Our research in metrology for quantitative nuclear medicine imaging at NPL is centred around our Mediso AnyScan SCP (SPECT-CT-PET) system housed in a dedicated nuclear medicine imaging laboratory. This unique facility is working to develop a full uncertainty budget for traceable quantitative imaging and to establish the world’s first secondary standard for quantitative SPECT. This work is supported by our expertise in Monte Carlo simulation of SPECT imaging systems.

This work is supported by a dedicated rapid phantom prototyping laboratory. This facility is focused on the use of rapid prototyping (3D printing) to produce bespoke patient-representative models for imaging research. This includes the production of novel tissue equivalent 3D printable materials.

Image Reconstruction

We are working on improving qualitative and quantitative diagnostic Nuclear Medicine Imaging for SPECT/CT and PET/CT using standard and cutting-edge reconstruction algorithms. We use, and study iterative algorithms base on maximum likelihood expectation maximisation (MLEM) as well as the filtered back-projection algorithm (FBP). Driven by the willingness of providing image reconstruction reproducibility, we are working on providing open source image reconstruction capabilities for SPECT imaging using the Software for Tomographic Image Reconstruction (STIR), which already provide extended functionalities for PET reconstruction and image processing. 

Dosimetry 

In contrast to external beam radiotherapy or brachytherapy, activity administrations in molecular radiotherapy are not guided by dosimetry, despite the introduction of the new Ionising Radiations Regulations 2017 following EU directive 2013/59/EURATOM. Dosimetry is still an emerging field in nuclear medicine which requires standardisation and harmonisation.

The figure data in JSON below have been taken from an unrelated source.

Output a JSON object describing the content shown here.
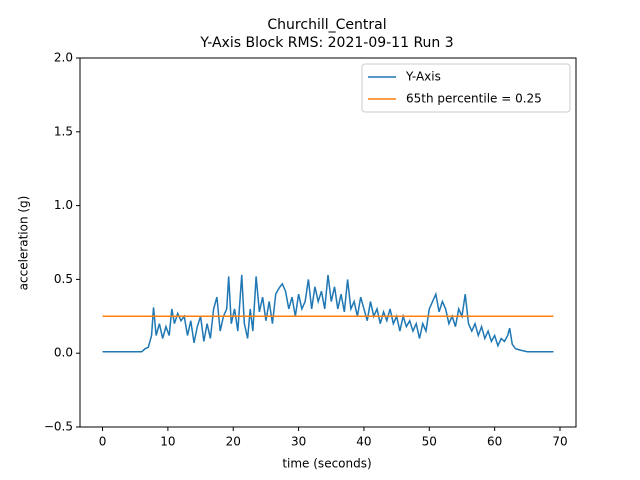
{
  "chart_data": {
    "type": "line",
    "title": "Churchill_Central",
    "subtitle": "Y-Axis Block RMS: 2021-09-11 Run 3",
    "x_label": "time (seconds)",
    "y_label": "acceleration (g)",
    "xlim": [
      -3.45,
      72.45
    ],
    "ylim": [
      -0.5,
      2.0
    ],
    "xticks": [
      0,
      10,
      20,
      30,
      40,
      50,
      60,
      70
    ],
    "yticks": [
      {
        "value": -0.5,
        "label": "−0.5"
      },
      {
        "value": 0,
        "label": "0.0"
      },
      0.5,
      {
        "value": 1,
        "label": "1.0"
      },
      1.5,
      {
        "value": 2,
        "label": "2.0"
      }
    ],
    "legend": "upper right",
    "series": [
      {
        "name": "Y-Axis",
        "color": "#1f77b4",
        "x": [
          0,
          6,
          6.5,
          7,
          7.5,
          7.8,
          8.2,
          8.7,
          9.2,
          9.7,
          10.2,
          10.6,
          11,
          11.5,
          12,
          12.5,
          13,
          13.5,
          14,
          14.5,
          15,
          15.5,
          16,
          16.5,
          17,
          17.5,
          18,
          18.5,
          19,
          19.3,
          19.7,
          20.2,
          20.7,
          21.3,
          21.7,
          22.2,
          22.6,
          23,
          23.5,
          24,
          24.5,
          25,
          25.5,
          26,
          26.5,
          27,
          27.5,
          28,
          28.5,
          29,
          29.5,
          30,
          30.5,
          31,
          31.5,
          32,
          32.5,
          33,
          33.5,
          34,
          34.5,
          35,
          35.5,
          36,
          36.5,
          37,
          37.5,
          38,
          38.5,
          39,
          39.5,
          40,
          40.5,
          41,
          41.5,
          42,
          42.5,
          43,
          43.5,
          44,
          44.5,
          45,
          45.5,
          46,
          46.5,
          47,
          47.5,
          48,
          48.5,
          49,
          49.5,
          50,
          50.5,
          51,
          51.5,
          52,
          52.5,
          53,
          53.5,
          54,
          54.5,
          55,
          55.5,
          56,
          56.5,
          57,
          57.5,
          58,
          58.5,
          59,
          59.5,
          60,
          60.5,
          61,
          61.5,
          62,
          62.3,
          62.7,
          63.2,
          64,
          65,
          69
        ],
        "values": [
          0.01,
          0.01,
          0.03,
          0.04,
          0.12,
          0.31,
          0.12,
          0.2,
          0.1,
          0.18,
          0.12,
          0.3,
          0.2,
          0.27,
          0.22,
          0.25,
          0.12,
          0.22,
          0.07,
          0.18,
          0.25,
          0.08,
          0.2,
          0.1,
          0.3,
          0.38,
          0.15,
          0.25,
          0.3,
          0.52,
          0.2,
          0.3,
          0.15,
          0.53,
          0.2,
          0.1,
          0.3,
          0.15,
          0.52,
          0.28,
          0.38,
          0.22,
          0.35,
          0.2,
          0.4,
          0.44,
          0.47,
          0.42,
          0.3,
          0.38,
          0.25,
          0.4,
          0.3,
          0.35,
          0.5,
          0.3,
          0.45,
          0.35,
          0.42,
          0.3,
          0.53,
          0.35,
          0.45,
          0.3,
          0.4,
          0.28,
          0.5,
          0.3,
          0.35,
          0.25,
          0.38,
          0.3,
          0.22,
          0.35,
          0.25,
          0.3,
          0.2,
          0.28,
          0.22,
          0.3,
          0.2,
          0.25,
          0.15,
          0.25,
          0.18,
          0.22,
          0.15,
          0.2,
          0.1,
          0.2,
          0.15,
          0.3,
          0.35,
          0.4,
          0.28,
          0.35,
          0.3,
          0.2,
          0.25,
          0.18,
          0.3,
          0.25,
          0.4,
          0.2,
          0.15,
          0.2,
          0.12,
          0.18,
          0.1,
          0.15,
          0.08,
          0.12,
          0.05,
          0.1,
          0.08,
          0.12,
          0.17,
          0.06,
          0.03,
          0.02,
          0.01,
          0.01
        ]
      },
      {
        "name": "65th percentile = 0.25",
        "color": "#ff7f0e",
        "x": [
          0,
          69
        ],
        "values": [
          0.25,
          0.25
        ]
      }
    ]
  }
}
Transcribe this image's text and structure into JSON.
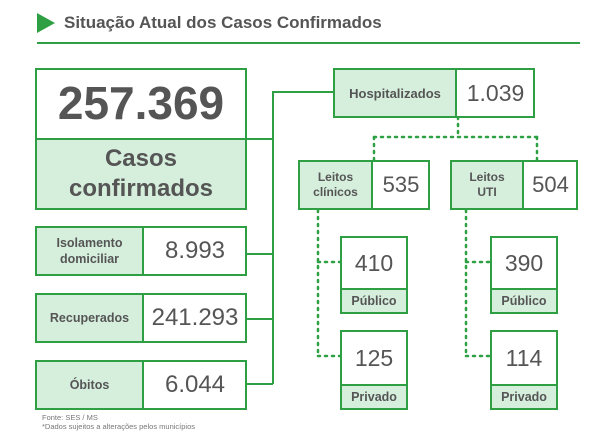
{
  "header": {
    "title": "Situação Atual dos Casos Confirmados"
  },
  "total": {
    "value": "257.369",
    "label_line1": "Casos",
    "label_line2": "confirmados"
  },
  "left_items": [
    {
      "label_line1": "Isolamento",
      "label_line2": "domiciliar",
      "value": "8.993"
    },
    {
      "label_line1": "Recuperados",
      "label_line2": "",
      "value": "241.293"
    },
    {
      "label_line1": "Óbitos",
      "label_line2": "",
      "value": "6.044"
    }
  ],
  "hospital": {
    "label": "Hospitalizados",
    "value": "1.039"
  },
  "clinical": {
    "label_line1": "Leitos",
    "label_line2": "clínicos",
    "value": "535",
    "public_value": "410",
    "public_label": "Público",
    "private_value": "125",
    "private_label": "Privado"
  },
  "icu": {
    "label_line1": "Leitos",
    "label_line2": "UTI",
    "value": "504",
    "public_value": "390",
    "public_label": "Público",
    "private_value": "114",
    "private_label": "Privado"
  },
  "footer": {
    "source": "Fonte: SES / MS",
    "note": "*Dados sujeitos a alterações pelos municípios"
  },
  "colors": {
    "accent": "#2ea043",
    "label_bg": "#d6efdd",
    "text": "#555555"
  }
}
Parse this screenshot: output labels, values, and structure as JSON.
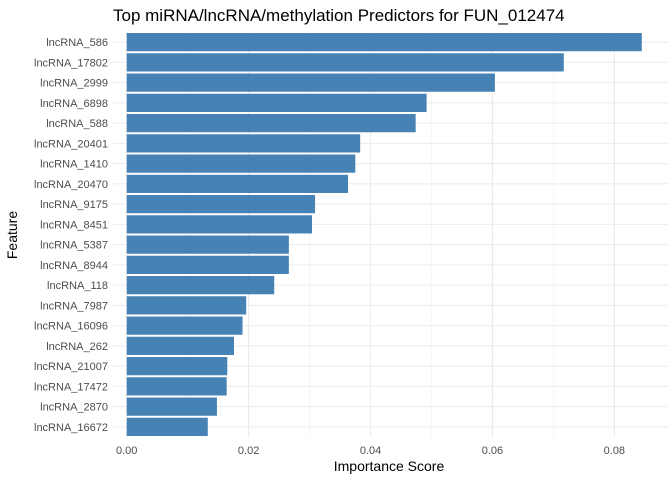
{
  "chart_data": {
    "type": "bar",
    "orientation": "horizontal",
    "title": "Top miRNA/lncRNA/methylation Predictors for FUN_012474",
    "xlabel": "Importance Score",
    "ylabel": "Feature",
    "categories": [
      "lncRNA_586",
      "lncRNA_17802",
      "lncRNA_2999",
      "lncRNA_6898",
      "lncRNA_588",
      "lncRNA_20401",
      "lncRNA_1410",
      "lncRNA_20470",
      "lncRNA_9175",
      "lncRNA_8451",
      "lncRNA_5387",
      "lncRNA_8944",
      "lncRNA_118",
      "lncRNA_7987",
      "lncRNA_16096",
      "lncRNA_262",
      "lncRNA_21007",
      "lncRNA_17472",
      "lncRNA_2870",
      "lncRNA_16672"
    ],
    "values": [
      0.0845,
      0.0717,
      0.0604,
      0.0492,
      0.0474,
      0.0383,
      0.0375,
      0.0363,
      0.0309,
      0.0304,
      0.0266,
      0.0266,
      0.0242,
      0.0196,
      0.019,
      0.0176,
      0.0165,
      0.0164,
      0.0148,
      0.0133
    ],
    "xlim": [
      -0.00225,
      0.0888
    ],
    "xticks": [
      0.0,
      0.02,
      0.04,
      0.06,
      0.08
    ],
    "xtick_labels": [
      "0.00",
      "0.02",
      "0.04",
      "0.06",
      "0.08"
    ],
    "bar_color": "#4682B4",
    "grid": true,
    "legend": "none"
  }
}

We use and develop a range of internal dosimetry calculation methods for nuclear medicine and molecular imaging applications, including radiation transport Monte Carlo simulations in combination with SPECT/CT or PET/CT images. We provide dosimetry support for routine diagnostic and therapeutic clinical nuclear medicine procedures, as well as clinical trials by performing patient-specific dosimetry, uncertainty evaluation and radiobiological modelling. We can also support pre-clinical studies and therefore accelerate the translation of novel radiotracers into clinical practice. 

The group has extensive experience leading international collaborations on dosimetry for molecular radiotherapy (MRT), including the EMRP MetroMRT and on-going EMPIR MRTDosimetry projects. These bring together expertise in measurement science and nuclear medicine from academia, hospitals and industry to prove the metrology needed for the clinical implementation of dosimetry in radiotherapy.

We are also active members of the Internal Dosimetry Users Group (IDUG); a scientific community promoting the use of dosimetry in MRT in the UK by providing an open forum for discussion and sharing best practices on dosimetry, hosting scientific meeting and dosimetry training and issuing guidelines for its implementation.